Prisma Finance, a DeFi firm, disclosed that approximately $540,000 remains unclaimed in accounts associated with the recent $11.6 million exploit, with users yet to revoke the smart contract involved.
White Hat Hacker Behind the Exploit
Meanwhile, the self-proclaimed “white hat” hacker behind the exploit has declared that they will withhold the return of funds until Prisma Finance apologizes and reveals their team’s identity online.
In a recent “path forward” post on April 1, core contributor Frank emphasized that their primary goal is to unpause the protocol. However, they stressed the importance of all users ensuring the safety of their wallets and positions first.
A major vulnerability was detected in the protocol, which experts linked to two MigrateTroveZap contracts aimed at transferring user positions between trove managers. Frank highlighted that 14 accounts have not yet deactivated the compromised smart contract. Among them, five accounts are still exposed, maintaining open trove positions valued at more than $500,000.
He mentioned that several impacted Troves have already canceled the exposed contract, but there is currently about $540,000 in collateral still at risk.
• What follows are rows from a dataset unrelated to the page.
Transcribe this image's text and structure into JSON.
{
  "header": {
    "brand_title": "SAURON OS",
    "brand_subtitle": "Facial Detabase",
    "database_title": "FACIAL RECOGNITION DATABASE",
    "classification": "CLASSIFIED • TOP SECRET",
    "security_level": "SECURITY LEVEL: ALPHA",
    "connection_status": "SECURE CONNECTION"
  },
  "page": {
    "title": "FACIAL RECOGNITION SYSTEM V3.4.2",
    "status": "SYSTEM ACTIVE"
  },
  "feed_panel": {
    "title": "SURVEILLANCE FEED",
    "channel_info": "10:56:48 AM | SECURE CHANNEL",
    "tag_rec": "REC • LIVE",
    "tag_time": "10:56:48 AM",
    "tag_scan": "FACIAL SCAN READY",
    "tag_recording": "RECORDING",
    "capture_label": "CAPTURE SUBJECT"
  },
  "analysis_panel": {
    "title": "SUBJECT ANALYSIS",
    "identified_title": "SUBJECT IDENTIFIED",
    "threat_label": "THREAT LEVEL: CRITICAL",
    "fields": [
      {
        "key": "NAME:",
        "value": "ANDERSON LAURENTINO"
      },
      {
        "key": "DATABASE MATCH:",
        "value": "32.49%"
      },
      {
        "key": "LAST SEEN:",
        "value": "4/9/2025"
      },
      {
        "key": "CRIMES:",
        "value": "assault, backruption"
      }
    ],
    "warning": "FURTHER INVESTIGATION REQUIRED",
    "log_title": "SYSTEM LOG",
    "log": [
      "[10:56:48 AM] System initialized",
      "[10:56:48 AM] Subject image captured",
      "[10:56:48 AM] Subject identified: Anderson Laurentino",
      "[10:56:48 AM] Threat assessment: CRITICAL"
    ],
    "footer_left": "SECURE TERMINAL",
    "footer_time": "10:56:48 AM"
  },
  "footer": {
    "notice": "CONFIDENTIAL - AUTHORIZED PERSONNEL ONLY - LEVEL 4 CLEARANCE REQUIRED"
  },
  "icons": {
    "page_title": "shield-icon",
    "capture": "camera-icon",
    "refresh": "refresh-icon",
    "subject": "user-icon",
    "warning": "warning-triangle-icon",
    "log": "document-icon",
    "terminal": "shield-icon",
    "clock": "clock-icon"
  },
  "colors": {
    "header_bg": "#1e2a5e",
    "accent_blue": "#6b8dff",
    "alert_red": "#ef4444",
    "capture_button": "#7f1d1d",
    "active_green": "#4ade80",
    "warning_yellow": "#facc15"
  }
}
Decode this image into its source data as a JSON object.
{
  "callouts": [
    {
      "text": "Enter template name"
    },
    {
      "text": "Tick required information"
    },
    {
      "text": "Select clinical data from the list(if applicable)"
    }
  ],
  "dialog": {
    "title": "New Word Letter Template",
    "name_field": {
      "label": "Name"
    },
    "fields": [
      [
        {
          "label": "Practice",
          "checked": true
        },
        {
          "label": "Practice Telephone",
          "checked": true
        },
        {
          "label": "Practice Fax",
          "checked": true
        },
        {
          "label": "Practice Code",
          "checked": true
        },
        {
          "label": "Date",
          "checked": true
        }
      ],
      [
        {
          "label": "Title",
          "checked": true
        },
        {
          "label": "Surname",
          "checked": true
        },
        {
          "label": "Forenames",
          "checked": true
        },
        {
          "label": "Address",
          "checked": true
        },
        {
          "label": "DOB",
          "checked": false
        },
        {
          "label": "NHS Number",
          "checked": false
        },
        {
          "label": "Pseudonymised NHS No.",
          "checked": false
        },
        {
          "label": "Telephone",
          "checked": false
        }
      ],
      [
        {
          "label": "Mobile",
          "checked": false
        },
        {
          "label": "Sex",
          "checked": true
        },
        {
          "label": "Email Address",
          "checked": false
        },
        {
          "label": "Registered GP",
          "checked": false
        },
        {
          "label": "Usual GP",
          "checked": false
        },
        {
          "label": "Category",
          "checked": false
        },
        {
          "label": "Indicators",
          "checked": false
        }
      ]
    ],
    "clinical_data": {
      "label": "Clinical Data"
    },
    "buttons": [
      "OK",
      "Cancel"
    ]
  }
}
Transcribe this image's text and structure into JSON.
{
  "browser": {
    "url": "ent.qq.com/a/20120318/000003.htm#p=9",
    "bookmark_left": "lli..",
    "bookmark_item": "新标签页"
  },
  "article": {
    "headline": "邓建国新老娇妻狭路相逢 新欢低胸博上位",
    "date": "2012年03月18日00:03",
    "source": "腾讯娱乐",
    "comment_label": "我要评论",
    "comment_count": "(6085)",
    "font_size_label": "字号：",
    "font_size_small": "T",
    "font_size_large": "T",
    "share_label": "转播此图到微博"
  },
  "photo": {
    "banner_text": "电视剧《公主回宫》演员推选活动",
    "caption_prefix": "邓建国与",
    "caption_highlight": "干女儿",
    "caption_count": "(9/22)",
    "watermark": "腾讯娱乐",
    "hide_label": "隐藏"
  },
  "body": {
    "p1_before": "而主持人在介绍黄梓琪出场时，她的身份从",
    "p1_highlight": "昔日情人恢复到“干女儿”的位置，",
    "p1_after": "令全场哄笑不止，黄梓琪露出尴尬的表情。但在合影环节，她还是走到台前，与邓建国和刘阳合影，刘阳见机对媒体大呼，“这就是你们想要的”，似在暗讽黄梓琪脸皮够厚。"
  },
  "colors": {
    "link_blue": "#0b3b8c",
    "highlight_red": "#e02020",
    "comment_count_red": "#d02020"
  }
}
Prisma runs a decentralized borrowing protocol that utilizes “troves,” which are essentially Ethereum addresses enabling users to borrow and oversee loans.
Prisma’s Recovery Strategy
The largest “at-risk” address contains $484,380, while the other four range from $7,120 to $22,080. As part of its recovery strategy, Prisma aims to “conserve additional reserves.” They recently proposed reducing liquidity from POL and staked revenue from vePRISMA.
Prisma also clarified that the exploited contract was isolated from the core protocol and plans to reactivate it once all remaining user funds are secure.